I WAS glad to see that your editorial (Echo, Oct 15) recognised the link between international terrorism and the Palestinian problem.

UN pressure, including at least an arms embargo, must be put on the Israelis to withdraw from the occupied territories and to pull out the illegal settlers. Most reasonable people on both sides of this dispute accept that this now offers the only hope for peace. It is a solution which has been persistently sabotaged by successive Israeli governments, goaded by Zionist extremists on the one hand, and by Islamist extremists on the other, who step up their despicable suicide bombings whenever compromise seems possible.

They are motivated more by hatred than desperation, but they rely upon the hopeless and the desperate for their supporters and their suicidal recruits. Justice for the Palestinians would disempower them, and also bring security for Israel.

It would also undermine support for Saddam Hussein by depriving him of his ludicrous claim to be the champion of the Palestinians, and of Arabs and Muslims generally, and by demonstrating that the UN can apply the principles of justice and human rights impartially. - P Winstanley, Durham.

BALI BOMBING

APPARENTLY, the Australian government has been told by sources in Indonesia to advise its citizens to leave the country.

I wonder why this should be. Then I began to think about the despicable treatment by Australia of asylum seekers from Indonesia.

I am absolutely amazed that our media have not made the connection. Then again why be surprised when they turn a blind eye to many incidents which could embarrass our "allies".

Many Australians were ashamed at what the Howard administration did in their name and surely some must be thinking this is the bitter harvest. - H Pender, Darlington.

GUY FAWKES

RAY Mallon (Echo, Oct 18) describes Guy Fawkes as a terrorist, but is this description correct?

We are constantly told that Guy Fawkes' actions were an attack against democracy. This is a lie. In 1605 Parliament was composed entirely of unelected people led by the unelected religious fanatic James I, in which only those of noble birth or sufficient wealth could have political representation and any form of legal, civil or human rights.

In effect, Guy Fawkes was a terrorist because he tried to destroy a brutal dictatorship, led by a religious fanatic who used policies of religious, cultural and racial genocide against his own population and those of other nations.

But are not these the same reasons behind the West's war on terrorism? - CT Riley, Spennymoor.

REGIONAL GOVERNMENT

WHEN it comes to hearing all sides of the debate on devolution for England, there is only one point of view expressed by politicians and media alike.

That is the policy of regional assemblies.
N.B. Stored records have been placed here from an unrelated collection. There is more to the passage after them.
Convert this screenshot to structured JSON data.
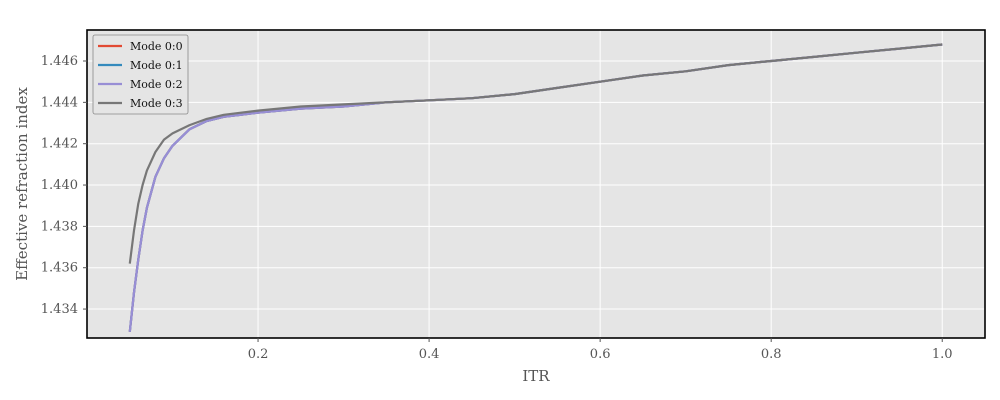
{
  "chart_data": {
    "type": "line",
    "title": "",
    "xlabel": "ITR",
    "ylabel": "Effective refraction index",
    "xlim": [
      0.0,
      1.05
    ],
    "ylim": [
      1.4326,
      1.4475
    ],
    "xticks": [
      0.2,
      0.4,
      0.6,
      0.8,
      1.0
    ],
    "xtick_labels": [
      "0.2",
      "0.4",
      "0.6",
      "0.8",
      "1.0"
    ],
    "yticks": [
      1.434,
      1.436,
      1.438,
      1.44,
      1.442,
      1.444,
      1.446
    ],
    "ytick_labels": [
      "1.434",
      "1.436",
      "1.438",
      "1.440",
      "1.442",
      "1.444",
      "1.446"
    ],
    "grid": true,
    "legend_position": "top-left",
    "background_color": "#e5e5e5",
    "x": [
      0.05,
      0.055,
      0.06,
      0.065,
      0.07,
      0.08,
      0.09,
      0.1,
      0.12,
      0.14,
      0.16,
      0.18,
      0.2,
      0.25,
      0.3,
      0.35,
      0.4,
      0.45,
      0.5,
      0.55,
      0.6,
      0.65,
      0.7,
      0.75,
      0.8,
      0.85,
      0.9,
      0.95,
      1.0
    ],
    "series": [
      {
        "name": "Mode 0:0",
        "color": "#e24a33",
        "values": [
          1.4329,
          1.4348,
          1.4364,
          1.4378,
          1.4389,
          1.4404,
          1.4413,
          1.4419,
          1.4427,
          1.4431,
          1.4433,
          1.4434,
          1.4435,
          1.4437,
          1.4438,
          1.444,
          1.4441,
          1.4442,
          1.4444,
          1.4447,
          1.445,
          1.4453,
          1.4455,
          1.4458,
          1.446,
          1.4462,
          1.4464,
          1.4466,
          1.4468
        ]
      },
      {
        "name": "Mode 0:1",
        "color": "#348abd",
        "values": [
          1.4329,
          1.4348,
          1.4364,
          1.4378,
          1.4389,
          1.4404,
          1.4413,
          1.4419,
          1.4427,
          1.4431,
          1.4433,
          1.4434,
          1.4435,
          1.4437,
          1.4438,
          1.444,
          1.4441,
          1.4442,
          1.4444,
          1.4447,
          1.445,
          1.4453,
          1.4455,
          1.4458,
          1.446,
          1.4462,
          1.4464,
          1.4466,
          1.4468
        ]
      },
      {
        "name": "Mode 0:2",
        "color": "#988ed5",
        "values": [
          1.4329,
          1.4348,
          1.4364,
          1.4378,
          1.4389,
          1.4404,
          1.4413,
          1.4419,
          1.4427,
          1.4431,
          1.4433,
          1.4434,
          1.4435,
          1.4437,
          1.4438,
          1.444,
          1.4441,
          1.4442,
          1.4444,
          1.4447,
          1.445,
          1.4453,
          1.4455,
          1.4458,
          1.446,
          1.4462,
          1.4464,
          1.4466,
          1.4468
        ]
      },
      {
        "name": "Mode 0:3",
        "color": "#777777",
        "values": [
          1.4362,
          1.4378,
          1.4391,
          1.44,
          1.4407,
          1.4416,
          1.4422,
          1.4425,
          1.4429,
          1.4432,
          1.4434,
          1.4435,
          1.4436,
          1.4438,
          1.4439,
          1.444,
          1.4441,
          1.4442,
          1.4444,
          1.4447,
          1.445,
          1.4453,
          1.4455,
          1.4458,
          1.446,
          1.4462,
          1.4464,
          1.4466,
          1.4468
        ]
      }
    ]
  }
}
These are discussed as if they are inevitable.

If regional assemblies are inevitable it is only because they have been the only cards on the table. No other alternatives, such as a Parliament for England, have ever been discussed.

The people of England have not, nationwide, been given the opportunities of full public debate, followed by consultation and had our consent sought through referendum on the way our nation is to be governed in the future.

This contrasts starkly with the treatment the people of Scotland received before the Scottish Parliament was established in 1999.

There has not been, to date, one single supporter of regional assemblies who can state what legislative powers they will have (if any). What tax raising or lowering powers they will have (if any) or whether they will have the same rights and privileges enjoyed by the Scottish Parliament. The only thing that RAs can promise is a lack of local accountability and representation and a massive, expensive and self-proliferating bureaucracy, designed solely to implement the policies of Central Government in Westminster. - Colin Ray (Member of The Campaign for an English Parliament), Harwell, Essex.

BRIAN RIX

WHAT wonderful memories Mike Amos brought back in his Gadfly column (Echo, Oct 16) when he recalled the days when Brian Rix reduced audiences to tears of laughter with his Whitehall farces.

Baron Rix, as he is now, deserves to be acclaimed for the joy he brought to so many people through his stage performances, and even more so for the many years of quiet, non-self publicity seeking work he does for mentally-handicapped people, the cause to which he has dedicated his life. - EA Moralee, Billingham.

EUROPE

FOR anyone trying to deny what the European Union is intent on becoming, we need simply to heed the words of former French president Valery Giscard D'Estaing, now President of the Convention on the Future of Europe. He revealed he wants to rename the EU the "United States of Europe".

This is to be the new Soviet Union, built by a self-serving political elite without the democratic mandate from any of the peoples across Europe and with its own currency, bank, flag, anthem, army, parliament, police force, courts, judicial system and, before long, its own constitution.

Unless this train is derailed, the wars of secession in Europe may be very bloody indeed.

It is time we had a referendum across the whole of the EU as to whether the people of the member states actually want to be part of this one nation.

This is not alarmist talk from someone with any vested interest. This is simply from a former market trader who was forced to find out how the whole situation in which he had become embroiled had actually been allowed to happen. - Neil Herron, Metric Martyrs Defence Fund, Sunderland.